Hospital Nacional (National Hospital) is a private hospital in Panama City, Panama. It is located at Avenida Cuba and 38th Street in Bella Vista.

==History==
Clinica Nacional (National Clinic), a small 10-bed facility with one operating room, one delivery room, and a small newborn unit, opened on 9 July 1973 at Justo Arosemena Avenue and 38th Street in Panama City, Panama.It exclusively provided OB/GYN services and became known as "Clinica de la Mujer" (The Women's Clinic). To accommodate its growth to 25 beds, it moved to a larger location across the street in January 1980

In September 1994, Centro Médico Nacional (National Medical Center) opened, housing 110 specialists.

By that time, the smaller clinic's fame made further expansion feasible. On 20 August 1998, a new building was inaugurated on Avenida Cuba, between 38th and 39th Streets in Panama City, where the clinic was renamed Hospital Nacional.

==Facilities==
Hospital Nacional is an 80-bed facility offering all major medical specialties. The Intensive Care Unit has eight adult and five pediatric beds. The neonatal ICU can care for 5 patients at a time.
Experienced registered nurses are available at all times.

==Services==
- Emergency Room: ATLS and ACLS certified personnel.

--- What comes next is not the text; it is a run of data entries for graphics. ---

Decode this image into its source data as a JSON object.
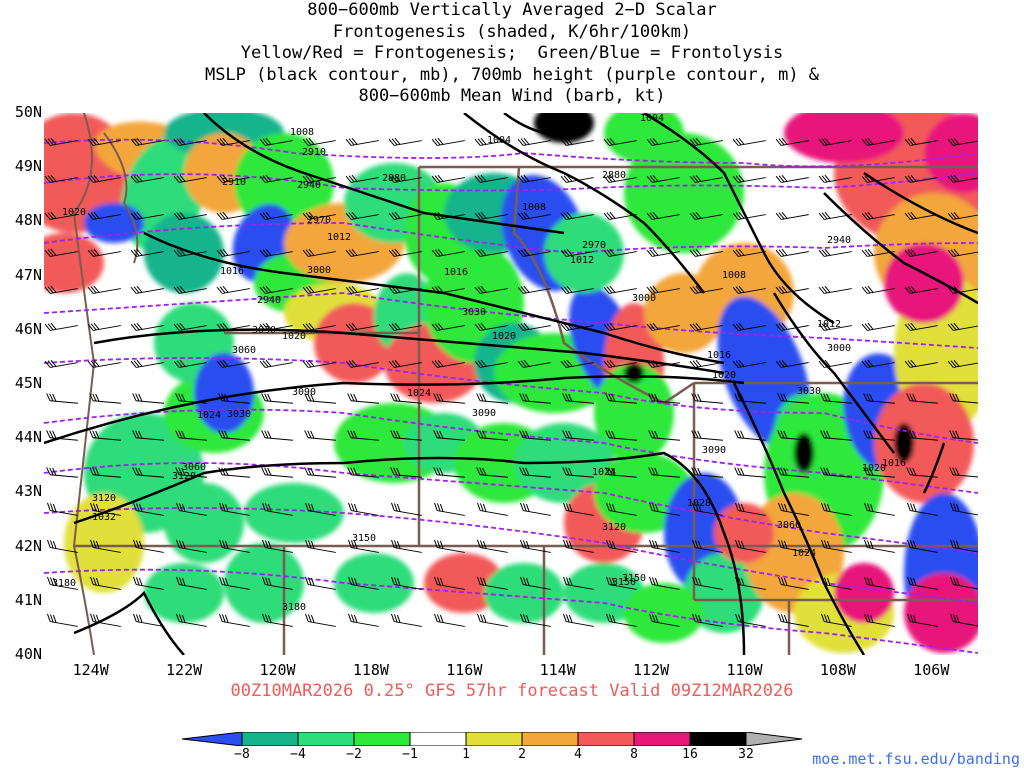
{
  "title": {
    "lines": [
      "800−600mb Vertically Averaged 2−D Scalar",
      "Frontogenesis (shaded, K/6hr/100km)",
      "Yellow/Red = Frontogenesis;  Green/Blue = Frontolysis",
      "MSLP (black contour, mb), 700mb height (purple contour, m) &",
      "800−600mb Mean Wind (barb, kt)"
    ]
  },
  "map": {
    "lat_labels": [
      "50N",
      "49N",
      "48N",
      "47N",
      "46N",
      "45N",
      "44N",
      "43N",
      "42N",
      "41N",
      "40N"
    ],
    "lat_values": [
      50,
      49,
      48,
      47,
      46,
      45,
      44,
      43,
      42,
      41,
      40
    ],
    "lon_labels": [
      "124W",
      "122W",
      "120W",
      "118W",
      "116W",
      "114W",
      "112W",
      "110W",
      "108W",
      "106W"
    ],
    "lon_values": [
      -124,
      -122,
      -120,
      -118,
      -116,
      -114,
      -112,
      -110,
      -108,
      -106
    ],
    "lat_range": [
      40,
      50
    ],
    "lon_range": [
      -125,
      -105
    ],
    "mslp_labels": [
      "1008",
      "1004",
      "1004",
      "1008",
      "1012",
      "1012",
      "1016",
      "1016",
      "1020",
      "1020",
      "1024",
      "1024",
      "1016",
      "1020",
      "1024",
      "1028",
      "1024",
      "1032",
      "1020",
      "1016",
      "1012",
      "1008",
      "1020"
    ],
    "height_labels": [
      "2910",
      "2880",
      "2910",
      "2940",
      "2970",
      "2940",
      "2970",
      "3000",
      "3000",
      "3030",
      "3030",
      "3060",
      "3030",
      "3060",
      "3090",
      "3090",
      "3120",
      "3120",
      "3150",
      "3150",
      "3180",
      "3180",
      "3090",
      "3120",
      "3060",
      "3150",
      "3000",
      "3030",
      "2880",
      "2940"
    ],
    "colors": {
      "mslp": "#000000",
      "height": "#a020f0",
      "borders": "#7a5c50",
      "barbs": "#000000"
    }
  },
  "forecast_text": "00Z10MAR2026 0.25° GFS 57hr forecast Valid 09Z12MAR2026",
  "colorbar": {
    "labels": [
      "−8",
      "−4",
      "−2",
      "−1",
      "1",
      "2",
      "4",
      "8",
      "16",
      "32"
    ],
    "colors": [
      "#2a4ef0",
      "#17b48c",
      "#2ddc7a",
      "#2ee83a",
      "#ffffff",
      "#e1e03a",
      "#f3a63a",
      "#f25a5a",
      "#e8187a",
      "#000000",
      "#b0b0b0"
    ]
  },
  "credit": "moe.met.fsu.edu/banding"
}
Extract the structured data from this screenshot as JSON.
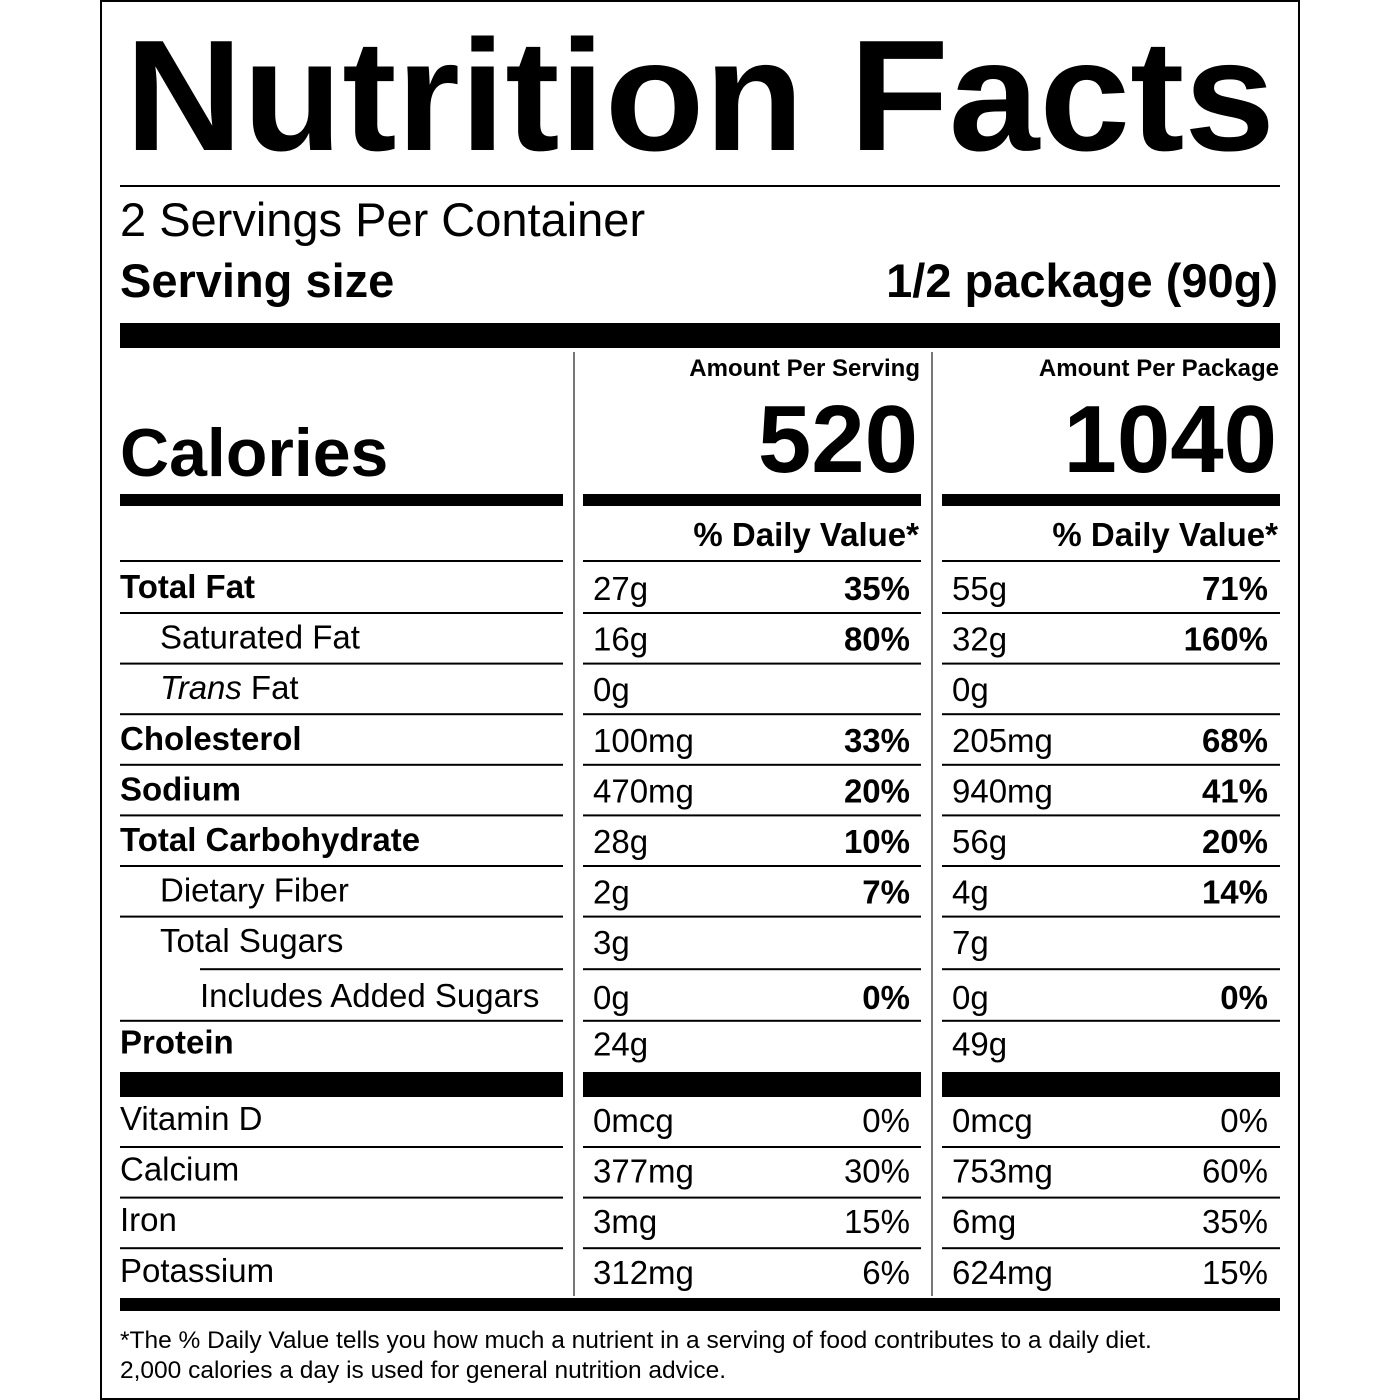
{
  "title": "Nutrition Facts",
  "servings_per_container": "2 Servings Per Container",
  "serving_size": {
    "label": "Serving size",
    "value": "1/2 package (90g)"
  },
  "calories": {
    "label": "Calories",
    "columns": [
      {
        "header": "Amount Per Serving",
        "value": "520",
        "daily_value_header": "% Daily Value*"
      },
      {
        "header": "Amount Per Package",
        "value": "1040",
        "daily_value_header": "% Daily Value*"
      }
    ]
  },
  "nutrients": [
    {
      "name": "Total Fat",
      "bold": true,
      "level": 0,
      "values": [
        [
          "27g",
          "35%"
        ],
        [
          "55g",
          "71%"
        ]
      ]
    },
    {
      "name": "Saturated Fat",
      "bold": false,
      "level": 1,
      "values": [
        [
          "16g",
          "80%"
        ],
        [
          "32g",
          "160%"
        ]
      ]
    },
    {
      "name_italic": "Trans",
      "name": "Fat",
      "bold": false,
      "level": 1,
      "values": [
        [
          "0g"
        ],
        [
          "0g"
        ]
      ]
    },
    {
      "name": "Cholesterol",
      "bold": true,
      "level": 0,
      "values": [
        [
          "100mg",
          "33%"
        ],
        [
          "205mg",
          "68%"
        ]
      ]
    },
    {
      "name": "Sodium",
      "bold": true,
      "level": 0,
      "values": [
        [
          "470mg",
          "20%"
        ],
        [
          "940mg",
          "41%"
        ]
      ]
    },
    {
      "name": "Total Carbohydrate",
      "bold": true,
      "level": 0,
      "values": [
        [
          "28g",
          "10%"
        ],
        [
          "56g",
          "20%"
        ]
      ]
    },
    {
      "name": "Dietary Fiber",
      "bold": false,
      "level": 1,
      "values": [
        [
          "2g",
          "7%"
        ],
        [
          "4g",
          "14%"
        ]
      ]
    },
    {
      "name": "Total Sugars",
      "bold": false,
      "level": 1,
      "values": [
        [
          "3g"
        ],
        [
          "7g"
        ]
      ]
    },
    {
      "name": "Includes Added Sugars",
      "bold": false,
      "level": 2,
      "values": [
        [
          "0g",
          "0%"
        ],
        [
          "0g",
          "0%"
        ]
      ]
    },
    {
      "name": "Protein",
      "bold": true,
      "level": 0,
      "values": [
        [
          "24g"
        ],
        [
          "49g"
        ]
      ]
    }
  ],
  "vitamins": [
    {
      "name": "Vitamin D",
      "values": [
        [
          "0mcg",
          "0%"
        ],
        [
          "0mcg",
          "0%"
        ]
      ]
    },
    {
      "name": "Calcium",
      "values": [
        [
          "377mg",
          "30%"
        ],
        [
          "753mg",
          "60%"
        ]
      ]
    },
    {
      "name": "Iron",
      "values": [
        [
          "3mg",
          "15%"
        ],
        [
          "6mg",
          "35%"
        ]
      ]
    },
    {
      "name": "Potassium",
      "values": [
        [
          "312mg",
          "6%"
        ],
        [
          "624mg",
          "15%"
        ]
      ]
    }
  ],
  "footnote": [
    "*The % Daily Value tells you how much a nutrient in a serving of food contributes to a daily diet.",
    "2,000 calories a day is used for general nutrition advice."
  ]
}
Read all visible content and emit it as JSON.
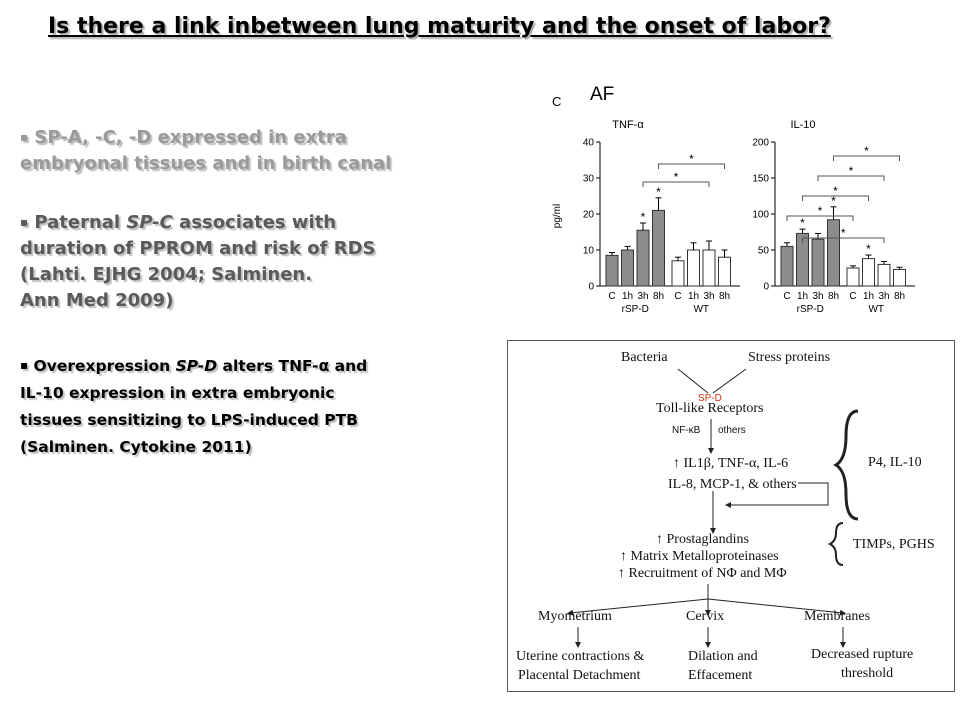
{
  "title": "Is there a link inbetween lung maturity and the onset of labor?",
  "bullets": {
    "marker": "▪",
    "b1": {
      "lines": [
        "SP-A, -C, -D expressed in extra",
        "embryonal tissues and in birth canal"
      ]
    },
    "b2": {
      "l1_pre": "Paternal ",
      "l1_ital": "SP-C",
      "l1_post": " associates with",
      "l2": "duration of PPROM and risk of RDS",
      "l3": "(Lahti. EJHG 2004; Salminen.",
      "l4": "Ann Med 2009)"
    },
    "b3": {
      "l1_pre": "Overexpression ",
      "l1_ital": "SP-D",
      "l1_post": "  alters TNF-α and",
      "l2": "IL-10 expression in extra embryonic",
      "l3": "tissues sensitizing to LPS-induced PTB",
      "l4": "(Salminen. Cytokine 2011)"
    }
  },
  "chart": {
    "panel_letter": "C",
    "header": "AF",
    "ylabel": "pg/ml",
    "group_labels": [
      "rSP-D",
      "WT"
    ],
    "colors": {
      "rspd": "#8c8c8c",
      "wt": "#ffffff",
      "stroke": "#333333"
    }
  },
  "chart_data": [
    {
      "type": "bar",
      "title": "TNF-α",
      "ylabel": "pg/ml",
      "categories": [
        "C",
        "1h",
        "3h",
        "8h",
        "C",
        "1h",
        "3h",
        "8h"
      ],
      "groups": [
        "rSP-D",
        "rSP-D",
        "rSP-D",
        "rSP-D",
        "WT",
        "WT",
        "WT",
        "WT"
      ],
      "values": [
        8.5,
        10,
        15.5,
        21,
        7,
        10,
        10,
        8
      ],
      "errors": [
        0.8,
        1,
        2,
        3.5,
        1,
        2,
        2.5,
        2
      ],
      "significant": [
        false,
        false,
        true,
        true,
        false,
        false,
        false,
        false
      ],
      "ylim": [
        0,
        40
      ],
      "yticks": [
        0,
        10,
        20,
        30,
        40
      ],
      "comparisons": [
        "*",
        "*"
      ]
    },
    {
      "type": "bar",
      "title": "IL-10",
      "ylabel": "pg/ml",
      "categories": [
        "C",
        "1h",
        "3h",
        "8h",
        "C",
        "1h",
        "3h",
        "8h"
      ],
      "groups": [
        "rSP-D",
        "rSP-D",
        "rSP-D",
        "rSP-D",
        "WT",
        "WT",
        "WT",
        "WT"
      ],
      "values": [
        55,
        73,
        65,
        92,
        25,
        38,
        30,
        23
      ],
      "errors": [
        5,
        6,
        8,
        18,
        3,
        5,
        4,
        3
      ],
      "significant": [
        false,
        true,
        false,
        true,
        false,
        true,
        false,
        false
      ],
      "ylim": [
        0,
        200
      ],
      "yticks": [
        0,
        50,
        100,
        150,
        200
      ],
      "comparisons": [
        "*",
        "*",
        "*",
        "*",
        "*"
      ]
    }
  ],
  "diagram": {
    "bacteria": "Bacteria",
    "stress": "Stress proteins",
    "spd": "SP-D",
    "tlr": "Toll-like Receptors",
    "nfkb": "NF-κB",
    "others": "others",
    "cyto1": "↑ IL1β, TNF-α, IL-6",
    "cyto2": "IL-8, MCP-1, & others",
    "p4": "P4, IL-10",
    "prost": "↑ Prostaglandins",
    "mmp": "↑ Matrix Metalloproteinases",
    "recruit": "↑ Recruitment of NΦ and MΦ",
    "timps": "TIMPs, PGHS",
    "myo": "Myometrium",
    "cervix": "Cervix",
    "membranes": "Membranes",
    "out1a": "Uterine contractions &",
    "out1b": "Placental Detachment",
    "out2a": "Dilation and",
    "out2b": "Effacement",
    "out3a": "Decreased rupture",
    "out3b": "threshold",
    "spd_color": "#d03010"
  }
}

The ER Medical director has done training in ER Management on Beth Israel Deaconess Medical Center.
- Operating room: Ready for all mayor surgeries, 24/7
- Laboratory
- Pharmacy
- Pathology
- Blood Bank
- Medical Imaging: Including X-Rays, MRI, Multidetector CT, Ultrasound, Nuclear Medicine (Molecular Imaging), Fluoroscopy, Angiography Lab, Mammography and Bone Densitometry.
- Endoscopy
- Physical therapy
- Hyperbaric oxygen therapy
- Cardiologic testing lab: Including Holter monitor, EKG, Echocardiography and Cardiac Stress Tests, they have a special unit to do Cardiac CTs.
- Delivery Rooms
- Hemodialysis

==Insurance==
Hospital Nacional works with all major Panamanian insurance companies, and also has a special International Insurances Department dedicated to handling International Insurance Programs.